Recently, I have noticed that some are expecting this epidemic to be cleared up by the government.  They are saying it should be illegal to advertise McDonald's to kids or to serve these foods.  I say, “Get real.”  WE should be smart enough to know better.  WE should want better for ourselves and eat better food on our own, not because it is forbidden.  It’s a cop out. 

I think, “You are entitled to everything you want in this life.  But YOU are responsible for making it happen for YOU.”  This is a liberating perspective.  At once, blame and guilt take a hike.  “It’s all up to me?  I’m the only one who is going to make me happy and healthy?  Oh.”

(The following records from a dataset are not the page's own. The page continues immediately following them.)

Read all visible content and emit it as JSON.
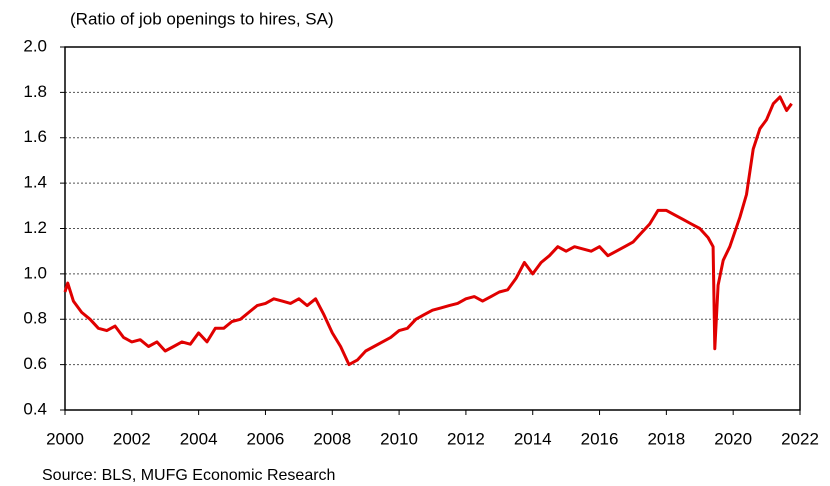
{
  "chart_data": {
    "type": "line",
    "subtitle": "(Ratio of job openings to hires, SA)",
    "source": "Source: BLS, MUFG Economic Research",
    "x": [
      2000.0,
      2000.08,
      2000.25,
      2000.5,
      2000.75,
      2001.0,
      2001.25,
      2001.5,
      2001.75,
      2002.0,
      2002.25,
      2002.5,
      2002.75,
      2003.0,
      2003.25,
      2003.5,
      2003.75,
      2004.0,
      2004.25,
      2004.5,
      2004.75,
      2005.0,
      2005.25,
      2005.5,
      2005.75,
      2006.0,
      2006.25,
      2006.5,
      2006.75,
      2007.0,
      2007.25,
      2007.5,
      2007.75,
      2008.0,
      2008.25,
      2008.5,
      2008.75,
      2009.0,
      2009.25,
      2009.5,
      2009.75,
      2010.0,
      2010.25,
      2010.5,
      2010.75,
      2011.0,
      2011.25,
      2011.5,
      2011.75,
      2012.0,
      2012.25,
      2012.5,
      2012.75,
      2013.0,
      2013.25,
      2013.5,
      2013.75,
      2014.0,
      2014.25,
      2014.5,
      2014.75,
      2015.0,
      2015.25,
      2015.5,
      2015.75,
      2016.0,
      2016.25,
      2016.5,
      2016.75,
      2017.0,
      2017.25,
      2017.5,
      2017.75,
      2018.0,
      2018.25,
      2018.5,
      2018.75,
      2019.0,
      2019.25,
      2019.4,
      2019.45,
      2019.55,
      2019.7,
      2019.9,
      2020.2,
      2020.4,
      2020.6,
      2020.8,
      2021.0,
      2021.2,
      2021.4,
      2021.6,
      2021.75
    ],
    "series": [
      {
        "name": "Ratio of job openings to hires",
        "color": "#e00000",
        "values": [
          0.92,
          0.96,
          0.88,
          0.83,
          0.8,
          0.76,
          0.75,
          0.77,
          0.72,
          0.7,
          0.71,
          0.68,
          0.7,
          0.66,
          0.68,
          0.7,
          0.69,
          0.74,
          0.7,
          0.76,
          0.76,
          0.79,
          0.8,
          0.83,
          0.86,
          0.87,
          0.89,
          0.88,
          0.87,
          0.89,
          0.86,
          0.89,
          0.82,
          0.74,
          0.68,
          0.6,
          0.62,
          0.66,
          0.68,
          0.7,
          0.72,
          0.75,
          0.76,
          0.8,
          0.82,
          0.84,
          0.85,
          0.86,
          0.87,
          0.89,
          0.9,
          0.88,
          0.9,
          0.92,
          0.93,
          0.98,
          1.05,
          1.0,
          1.05,
          1.08,
          1.12,
          1.1,
          1.12,
          1.11,
          1.1,
          1.12,
          1.08,
          1.1,
          1.12,
          1.14,
          1.18,
          1.22,
          1.28,
          1.28,
          1.26,
          1.24,
          1.22,
          1.2,
          1.16,
          1.12,
          0.67,
          0.95,
          1.06,
          1.12,
          1.25,
          1.35,
          1.55,
          1.64,
          1.68,
          1.75,
          1.78,
          1.72,
          1.75
        ]
      }
    ],
    "xlim": [
      2000,
      2022
    ],
    "xticks": [
      2000,
      2002,
      2004,
      2006,
      2008,
      2010,
      2012,
      2014,
      2016,
      2018,
      2020,
      2022
    ],
    "ylim": [
      0.4,
      2.0
    ],
    "yticks": [
      0.4,
      0.6,
      0.8,
      {
        "value": 1.0,
        "label": "1.0"
      },
      1.2,
      1.4,
      1.6,
      1.8,
      {
        "value": 2.0,
        "label": "2.0"
      }
    ],
    "grid": true
  }
}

We are pathetic now.  We depend on others to tell us everything, not read and research for ourselves.  We are afraid to be offended.  We have contests and sports now that only have winners… as if children will crumble if they lose.  As much or more is gained from losing as it is winning.  We are facilitating all these things.  Kids kill themselves now if they are bullied at school.  They have no coping mechanisms.  They haven’t been taught how to be OK when things aren’t perfect for them.  Schools have shoot-outs now when some kids are treated as outsiders.  This is not normal and not invented.  This is because we baby each other to death in this country.  We are obsessed with pampering each other’s feelings.  No confidence can be gained when the world bends to every whim.  And we also teach that it is always another’s fault… “another’s responsibility to make YOU a happy, functional person.”  Excuse my language but that’s such a crock of shit.  We are letting down our kids and our society in general.  Personal responsibility went out the window and accusation & litigation came flying in.                     

I grew up in South Georgia so I know what it’s like to have the fast food alley and that’s about it.  I learned about food from Nick, who grew up eating in Tuscany, where even the idea of eating a cheeseburger will find you alone, pelted with tomatoes.  He exposed me to a world of natural and organic foods.  Thinking about the food, loving the food, and appreciating it like it’s personal art- this is what he gave me.  I picked it up from there and read a ton of material about food combining and basic nutrition and balancing a meal properly.  It has a huge impact on insulin levels and moods and well, everything!  Digestion, skin, mental clarity… it is all food related… rarely is it simply genetic. 

In Germany, I noticed the women.  I would jog from the hotel down the dirt roads cutting through fields and over wooden bridges crossing creeks.  I passed these older women on their bikes going to the market and then peddling back with their produce stemming from the baskets on their handle bars.  It was a beautiful thing to watch.  They really cared about fresh, wholesome food and put energy into making a wonderful meal for their family.  I passed them so often that week they started acknowledging me with a hello and a smile.  It was one of many things that changed my attitude toward food and its connection with my body and also my lifestyle. 

Fine food is a luxury in life.  And, fine food is sometimes remarkably basic.  Tomatoes, garlic, olive oil, basil… a noodle or two!  Not so many, many ingredients.